For novel transcript discovery, the researchers showed in their study, IsoQuant can reduce the false-positive rate for Oxford Nanopore data fivefold when paired with reference genome annotation and 2.5-fold in the reference-free mode. Similarly, the algorithm boosted the performance of PacBio data, the authors observed.
The IsoQuant method was built upon knowledge attained from the team's previous study, which explored platform-specific error patterns of both PacBio and Oxford Nanopore instruments when sequencing individual cDNA molecules.
"If you have absolutely random error, maybe you can just avoid it statistically," Prjibelski noted. "But if you have a certain bias at some positions of the genome where you have a certain motif, which complicates the alignment, then it becomes more tricky."
"My take on it was that we really needed something that would put emphasis on precision," Tilgner said. "By precision, I mean to make sure that you don't report every sequencing error as a new isoform."
Figuring out potential pitfalls
Beyond platform-specific sequencing errors, there is also a need to systematically study other potential pitfalls of single-cell isoform analysis.
"We have to answer serious questions about biases that might be creeping in when using the single-molecule sequencing tools for single cells," Timp said. "I don't think that people have done thorough controlled studies to see … what we might be missing or what other biases might be happening."
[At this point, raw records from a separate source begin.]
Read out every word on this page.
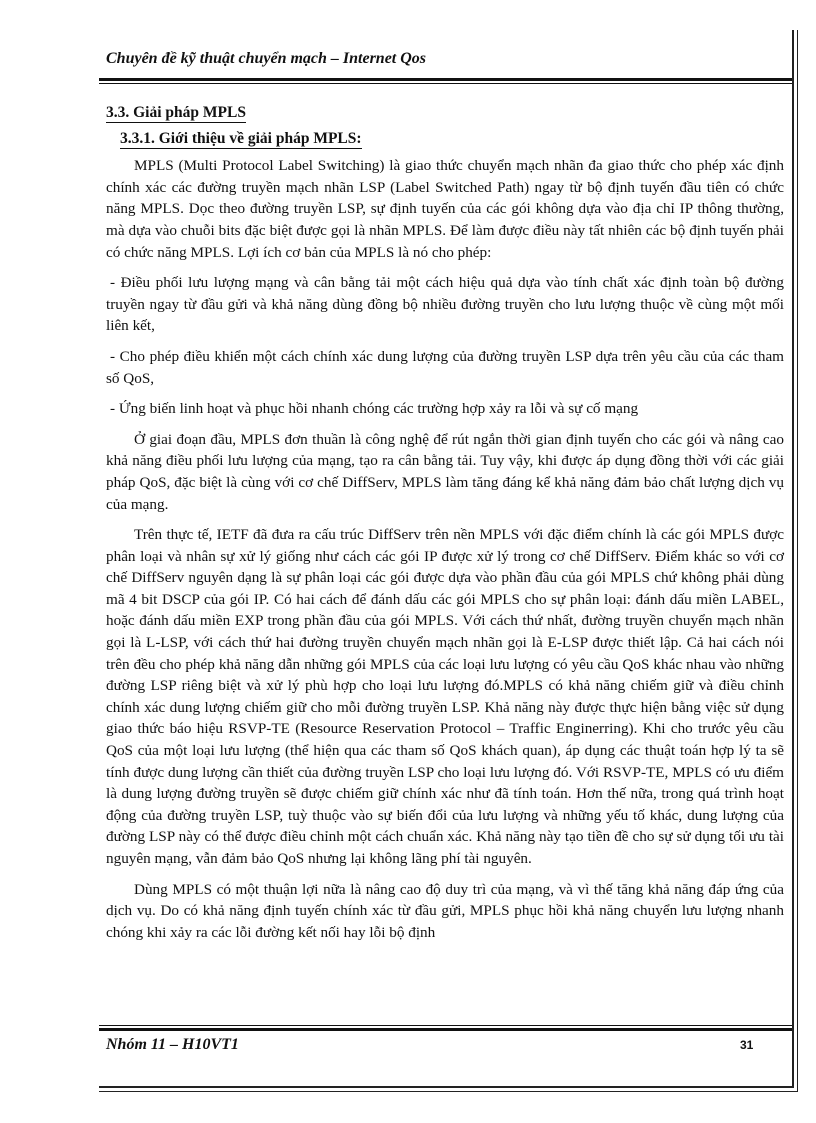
Chuyên đề kỹ thuật chuyển mạch – Internet Qos
3.3. Giải pháp MPLS
3.3.1. Giới thiệu về giải pháp MPLS:

MPLS (Multi Protocol Label Switching) là giao thức chuyển mạch nhãn đa giao thức cho phép xác định chính xác các đường truyền mạch nhãn LSP (Label Switched Path) ngay từ bộ định tuyến đầu tiên có chức năng MPLS. Dọc theo đường truyền LSP, sự định tuyến của các gói không dựa vào địa chỉ IP thông thường, mà dựa vào chuỗi bits đặc biệt được gọi là nhãn MPLS. Để làm được điều này tất nhiên các bộ định tuyến phải có chức năng MPLS. Lợi ích cơ bản của MPLS là nó cho phép:

- Điều phối lưu lượng mạng và cân bằng tải một cách hiệu quả dựa vào tính chất xác định toàn bộ đường truyền ngay từ đầu gửi và khả năng dùng đồng bộ nhiều đường truyền cho lưu lượng thuộc về cùng một mối liên kết,

- Cho phép điều khiển một cách chính xác dung lượng của đường truyền LSP dựa trên yêu cầu của các tham số QoS,

- Ứng biến linh hoạt và phục hồi nhanh chóng các trường hợp xảy ra lỗi và sự cố mạng

Ở giai đoạn đầu, MPLS đơn thuần là công nghệ để rút ngắn thời gian định tuyến cho các gói và nâng cao khả năng điều phối lưu lượng của mạng, tạo ra cân bằng tải. Tuy vậy, khi được áp dụng đồng thời với các giải pháp QoS, đặc biệt là cùng với cơ chế DiffServ, MPLS làm tăng đáng kể khả năng đảm bảo chất lượng dịch vụ của mạng.

Trên thực tế, IETF đã đưa ra cấu trúc DiffServ trên nền MPLS với đặc điểm chính là các gói MPLS được phân loại và nhân sự xử lý giống như cách các gói IP được xử lý trong cơ chế DiffServ. Điểm khác so với cơ chế DiffServ nguyên dạng là sự phân loại các gói được dựa vào phần đầu của gói MPLS chứ không phải dùng mã 4 bit DSCP của gói IP. Có hai cách để đánh dấu các gói MPLS cho sự phân loại: đánh dấu miền LABEL, hoặc đánh dấu miền EXP trong phần đầu của gói MPLS. Với cách thứ nhất, đường truyền chuyển mạch nhãn gọi là L-LSP, với cách thứ hai đường truyền chuyển mạch nhãn gọi là E-LSP được thiết lập. Cả hai cách nói trên đều cho phép khả năng dẫn những gói MPLS của các loại lưu lượng có yêu cầu QoS khác nhau vào những đường LSP riêng biệt và xử lý phù hợp cho loại lưu lượng đó.MPLS có khả năng chiếm giữ và điều chỉnh chính xác dung lượng chiếm giữ cho mỗi đường truyền LSP. Khả năng này được thực hiện bằng việc sử dụng giao thức báo hiệu RSVP-TE (Resource Reservation Protocol – Traffic Enginerring). Khi cho trước yêu cầu QoS của một loại lưu lượng (thể hiện qua các tham số QoS khách quan), áp dụng các thuật toán hợp lý ta sẽ tính được dung lượng cần thiết của đường truyền LSP cho loại lưu lượng đó. Với RSVP-TE, MPLS có ưu điểm là dung lượng đường truyền sẽ được chiếm giữ chính xác như đã tính toán. Hơn thế nữa, trong quá trình hoạt động của đường truyền LSP, tuỳ thuộc vào sự biến đổi của lưu lượng và những yếu tố khác, dung lượng của đường LSP này có thể được điều chỉnh một cách chuẩn xác. Khả năng này tạo tiền đề cho sự sử dụng tối ưu tài nguyên mạng, vẫn đảm bảo QoS nhưng lại không lãng phí tài nguyên.

Dùng MPLS có một thuận lợi nữa là nâng cao độ duy trì của mạng, và vì thế tăng khả năng đáp ứng của dịch vụ. Do có khả năng định tuyến chính xác từ đầu gửi, MPLS phục hồi khả năng chuyển lưu lượng nhanh chóng khi xảy ra các lỗi đường kết nối hay lỗi bộ định

Nhóm 11 – H10VT1	31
"This is something we have been dealing with," said Vollmers. "If long-read sequencing, PacBio or ONT, is the only way to sequence a full-length transcript, how would you validate that that transcript is real?"
Efforts in the community are underway, however, to help bridge this knowledge gap. For instance, a group of investigators, including Vollmers, have formed the Long-read RNA-Seq Genome Annotation Assessment Project (LRGASP) consortium.
Led by UC Santa Cruz professor Angela Brooks, LRGASP hopes to conquer the challenges of long-read sequencing for transcriptomics analysis by looking at different parts of the workflow, such as library preparation, sequencing platform, and computational analysis tools. Preliminary results are currently available on the Nature Methods server as a registered report.
By proceeding cautiously and methodically, researchers who are early adopters of single-cell RNA isoform analysis are hoping to lay the groundwork for uptake by the broader community as the field continues to thrive.
"We have established that this works," Vollmers said. "Once the technology is stable enough, then labs can just pick it up – that's when it gets really exciting."